= 2020 Vision Campaign =

Campaign against nuclear weapons

The 2020 Vision Campaign was a failed international campaign that supposed to push for a nuclear-weapon-free world by the year 2020. It was initiated on a provisional basis by the Executive Cities of Mayors for Peace at their meeting in Manchester, UK, in October 2003. It was launched under the name 'Emergency Campaign to Ban Nuclear Weapons' in November of that year at the 2nd Citizens Assembly for the Elimination of Nuclear Weapons held in Nagasaki, Japan. In August 2005, the World Conference endorsed continuation of the Campaign under the title of the '2020 Vision Campaign'.

== Campaign objectives ==
The 2020 Vision Campaign had four main objectives:

1. Adoption of the Hiroshima-Nagasaki Protocol by the 2010 NPT Review Conference

2. Directly thereafter, an end to nuclear weapon acquisition and threats and, as soon as possible thereafter, a clampdown on all weapon-usable fissile materials

3. Conclusion of a Nuclear Weapons Convention prior to 2015 NPT Review Conference

4. Securely destroy all nuclear weapons by the 2020 NPT Review Conference

Working with mayoral associations, City Halls and various civil society advisors and actors, the 2020 Vision Campaign was pushing internationally for signatures to the Cities Appeal, leading to the adoption of the Hiroshima-Nagasaki Protocol in 2010.

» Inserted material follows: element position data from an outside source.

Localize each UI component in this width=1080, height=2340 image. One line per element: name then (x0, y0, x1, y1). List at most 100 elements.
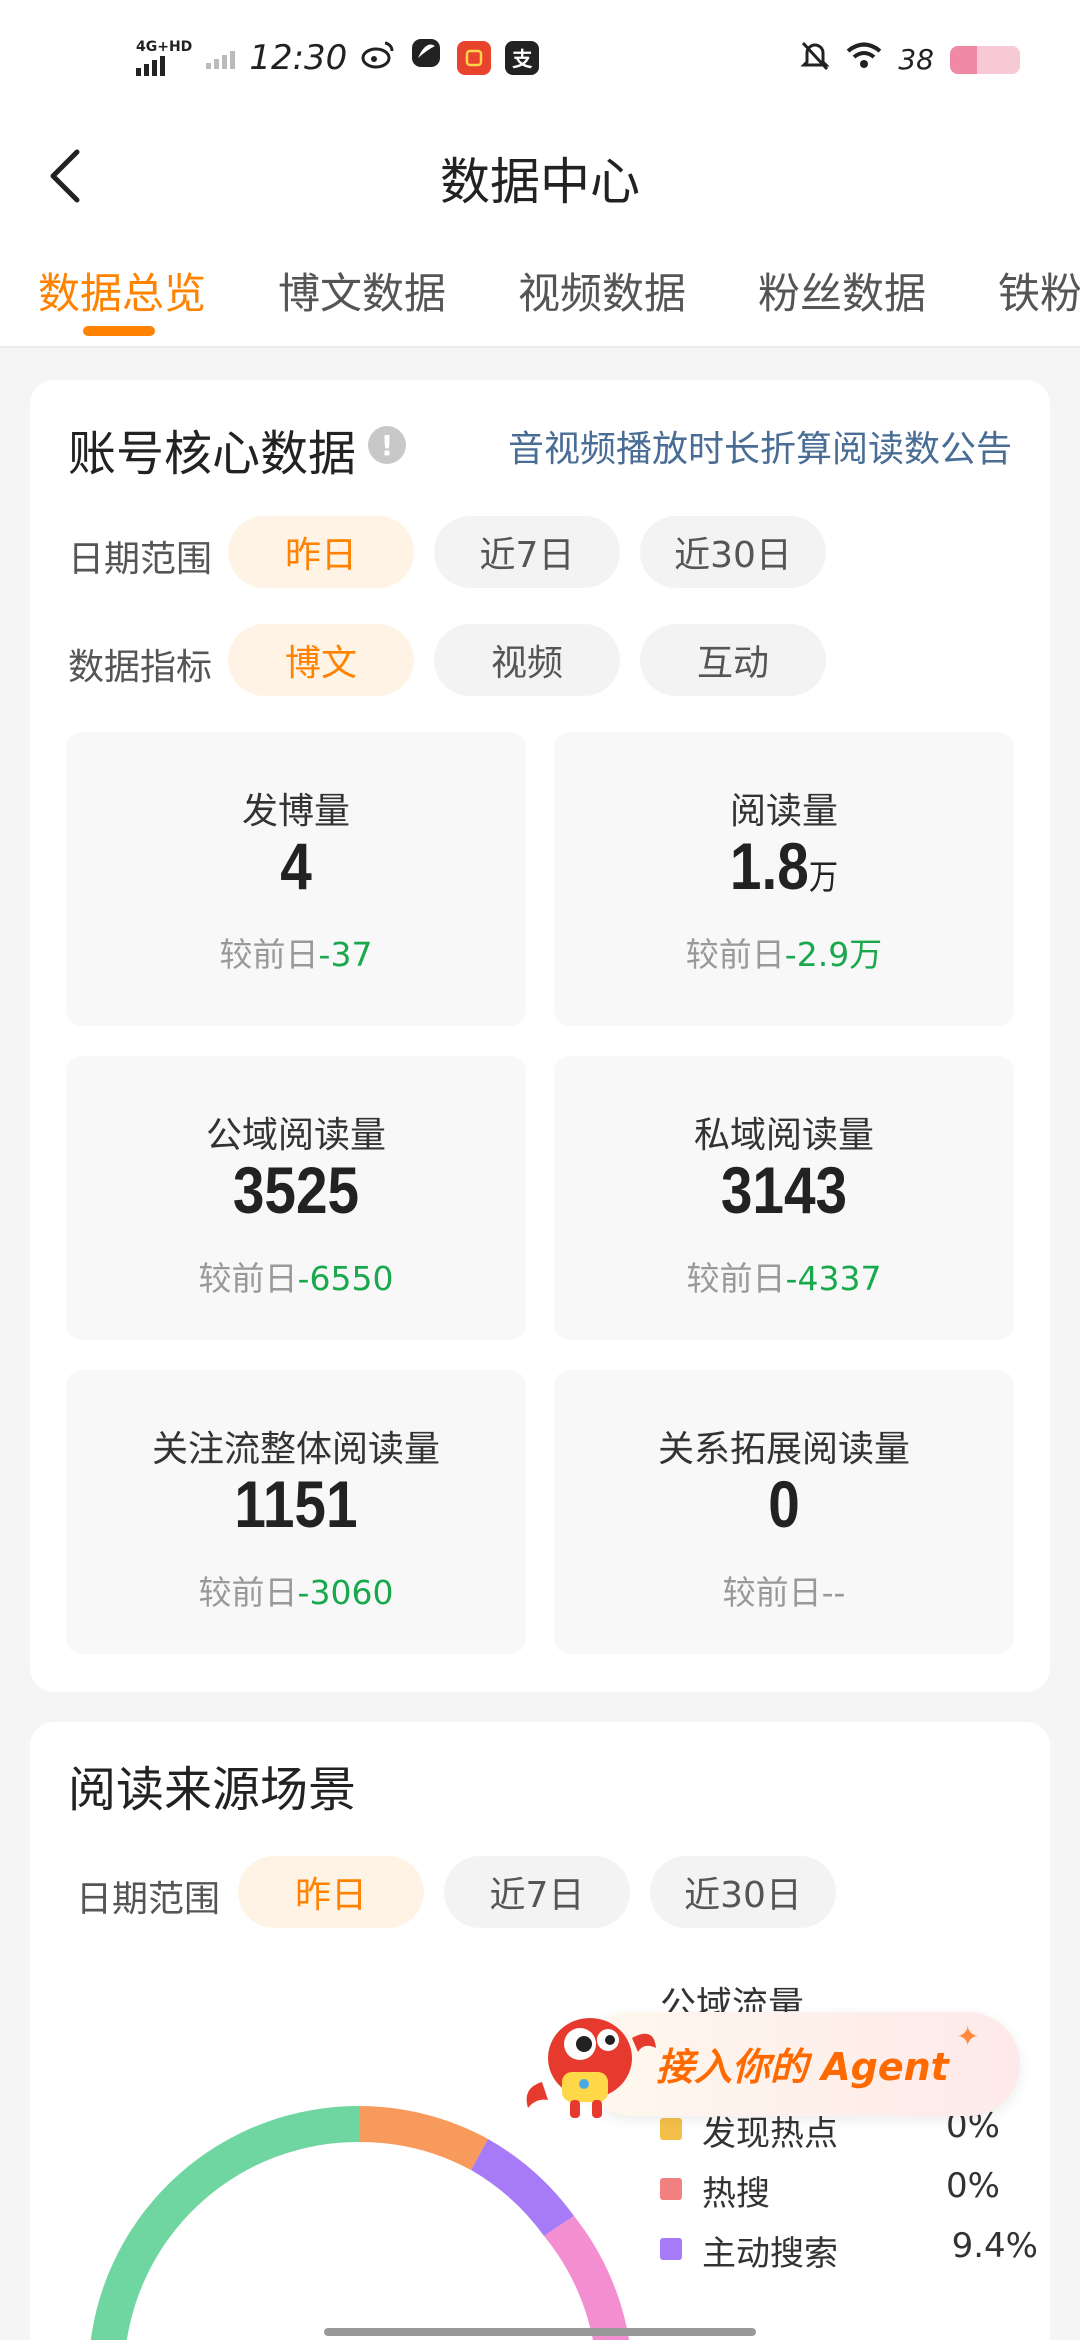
tab-posts[interactable]: 博文数据 (278, 260, 446, 321)
agent-banner[interactable]: 接入你的 Agent ✦ (520, 1998, 1020, 2122)
stat-change-value: -4337 (785, 1259, 882, 1298)
core-data-card: 账号核心数据 ! 音视频播放时长折算阅读数公告 日期范围 昨日 近7日 近30日… (30, 380, 1050, 1692)
stat-value: 4 (98, 828, 494, 904)
stat-change-value: -2.9万 (784, 935, 883, 974)
stat-change-value: -6550 (297, 1259, 394, 1298)
stat-change-prefix: 较前日 (686, 1259, 786, 1298)
notice-link[interactable]: 音视频播放时长折算阅读数公告 (508, 420, 1012, 472)
metric-option-interaction[interactable]: 互动 (640, 624, 826, 696)
stat-tile[interactable]: 关系拓展阅读量 0 较前日-- (554, 1370, 1014, 1654)
stat-number: 1151 (234, 1467, 358, 1541)
stat-label: 阅读量 (729, 791, 838, 832)
status-right: 38 (800, 40, 1020, 79)
core-data-title: 账号核心数据 (68, 426, 357, 482)
agent-text: 接入你的 Agent (656, 2045, 949, 2089)
metric-label: 数据指标 (68, 647, 213, 688)
stat-label: 关系拓展阅读量 (657, 1429, 910, 1470)
stat-value: 1.8万 (586, 828, 982, 904)
date-range-label: 日期范围 (68, 539, 213, 580)
stat-change-value: -3060 (297, 1573, 394, 1612)
legend-value: 9.4% (951, 2226, 1038, 2266)
home-indicator[interactable] (324, 2328, 756, 2336)
stat-value: 0 (586, 1466, 982, 1542)
donut-segment (544, 2216, 629, 2340)
donut-segment (360, 2106, 488, 2170)
tab-active-indicator (83, 326, 155, 336)
stat-change: 较前日-- (554, 1566, 1014, 1614)
network-type: 4G+HD (136, 38, 193, 55)
stat-change: 较前日-2.9万 (554, 928, 1014, 976)
lobster-mascot-icon (526, 2018, 656, 2118)
status-left: 4G+HD 12:30 支 (136, 36, 540, 79)
date-option-7d[interactable]: 近7日 (434, 516, 620, 588)
date-option-30d[interactable]: 近30日 (640, 516, 826, 588)
source-donut-chart (90, 2106, 629, 2340)
source-date-option-30d[interactable]: 近30日 (650, 1856, 836, 1928)
stat-tile[interactable]: 私域阅读量 3143 较前日-4337 (554, 1056, 1014, 1340)
stat-number: 1.8 (729, 829, 809, 903)
stat-number: 3143 (720, 1153, 848, 1227)
stat-tile[interactable]: 关注流整体阅读量 1151 较前日-3060 (66, 1370, 526, 1654)
legend-swatch (660, 2238, 682, 2260)
stat-value: 3143 (586, 1152, 982, 1228)
stat-unit: 万 (808, 859, 839, 897)
legend-item[interactable]: 主动搜索 9.4% (660, 2222, 1060, 2278)
battery-icon (950, 45, 1020, 74)
stat-value: 3525 (98, 1152, 494, 1228)
alipay-icon: 支 (505, 40, 540, 75)
red-app-icon (457, 40, 492, 75)
donut-segment (471, 2139, 574, 2236)
reading-source-title: 阅读来源场景 (68, 1762, 357, 1818)
stat-change-prefix: 较前日 (198, 1259, 298, 1298)
metric-option-posts[interactable]: 博文 (228, 624, 414, 696)
stat-change-prefix: 较前日 (722, 1573, 822, 1612)
stat-change-prefix: 较前日 (198, 1573, 298, 1612)
source-date-option-7d[interactable]: 近7日 (444, 1856, 630, 1928)
stat-label: 发博量 (241, 791, 350, 832)
stat-tile[interactable]: 公域阅读量 3525 较前日-6550 (66, 1056, 526, 1340)
stat-number: 3525 (232, 1153, 360, 1227)
tab-iron-fans[interactable]: 铁粉 (998, 260, 1080, 321)
source-date-range-label: 日期范围 (76, 1879, 221, 1920)
stat-change: 较前日-37 (66, 928, 526, 976)
legend-swatch (660, 2178, 682, 2200)
battery-level (950, 45, 977, 74)
status-bar: 4G+HD 12:30 支 38 (0, 0, 1080, 120)
stat-change-value: -37 (318, 935, 373, 974)
tab-fans[interactable]: 粉丝数据 (758, 260, 926, 321)
stat-label: 关注流整体阅读量 (151, 1429, 440, 1470)
tab-bar: 数据总览 博文数据 视频数据 粉丝数据 铁粉 (0, 230, 1080, 348)
sparkle-icon: ✦ (956, 2020, 980, 2053)
stat-change: 较前日-4337 (554, 1252, 1014, 1300)
stat-change: 较前日-3060 (66, 1566, 526, 1614)
date-option-yesterday[interactable]: 昨日 (228, 516, 414, 588)
donut-segment (90, 2106, 360, 2340)
stat-value: 1151 (98, 1466, 494, 1542)
swirl-app-icon (409, 36, 443, 79)
legend-name: 主动搜索 (702, 2234, 838, 2274)
clock: 12:30 (249, 37, 348, 78)
metric-option-video[interactable]: 视频 (434, 624, 620, 696)
stat-number: 4 (280, 829, 312, 903)
legend-value: 0% (946, 2166, 1000, 2206)
header: 数据中心 (0, 120, 1080, 230)
stat-change-value: -- (821, 1573, 846, 1612)
signal-bars-icon (136, 54, 192, 76)
stat-change: 较前日-6550 (66, 1252, 526, 1300)
stat-change-prefix: 较前日 (685, 935, 785, 974)
stat-tile[interactable]: 阅读量 1.8万 较前日-2.9万 (554, 732, 1014, 1026)
tab-videos[interactable]: 视频数据 (518, 260, 686, 321)
network-indicator: 4G+HD (136, 40, 192, 76)
stat-number: 0 (768, 1467, 800, 1541)
wifi-icon (846, 42, 882, 77)
stat-tile[interactable]: 发博量 4 较前日-37 (66, 732, 526, 1026)
tab-overview[interactable]: 数据总览 (38, 260, 206, 321)
legend-item[interactable]: 热搜 0% (660, 2162, 1060, 2218)
weibo-icon (361, 38, 395, 78)
info-icon[interactable]: ! (368, 426, 406, 464)
stat-label: 私域阅读量 (693, 1115, 874, 1156)
stat-change-prefix: 较前日 (219, 935, 319, 974)
stat-label: 公域阅读量 (205, 1115, 386, 1156)
source-date-option-yesterday[interactable]: 昨日 (238, 1856, 424, 1928)
legend-name: 热搜 (702, 2174, 770, 2214)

== Hiroshima-Nagasaki Protocol ==
Since May 2008, the main focus of the work of the 2020 Vision Campaign had been the signature drive for the Cities Appeal in support of the Hiroshima-Nagasaki Protocol. The Protocol embedded the final objective of the 2020 Vision Campaign in a realistic framework. As a protocol complementary to the Treaty on the Non-Proliferation of Nuclear Weapons (NPT), it sought to challenge national governments to follow through on the commitments they made in Article VI of the Treaty.

By signing the Cities Appeal, Mayors and elected local officials around the world were given the chance to get behind the Hiroshima-Nagasaki Protocol ahead of the formal and final presentation of the results of the international signature drive at the 2010 NPT Review Conference at the United Nations Headquarters in New York.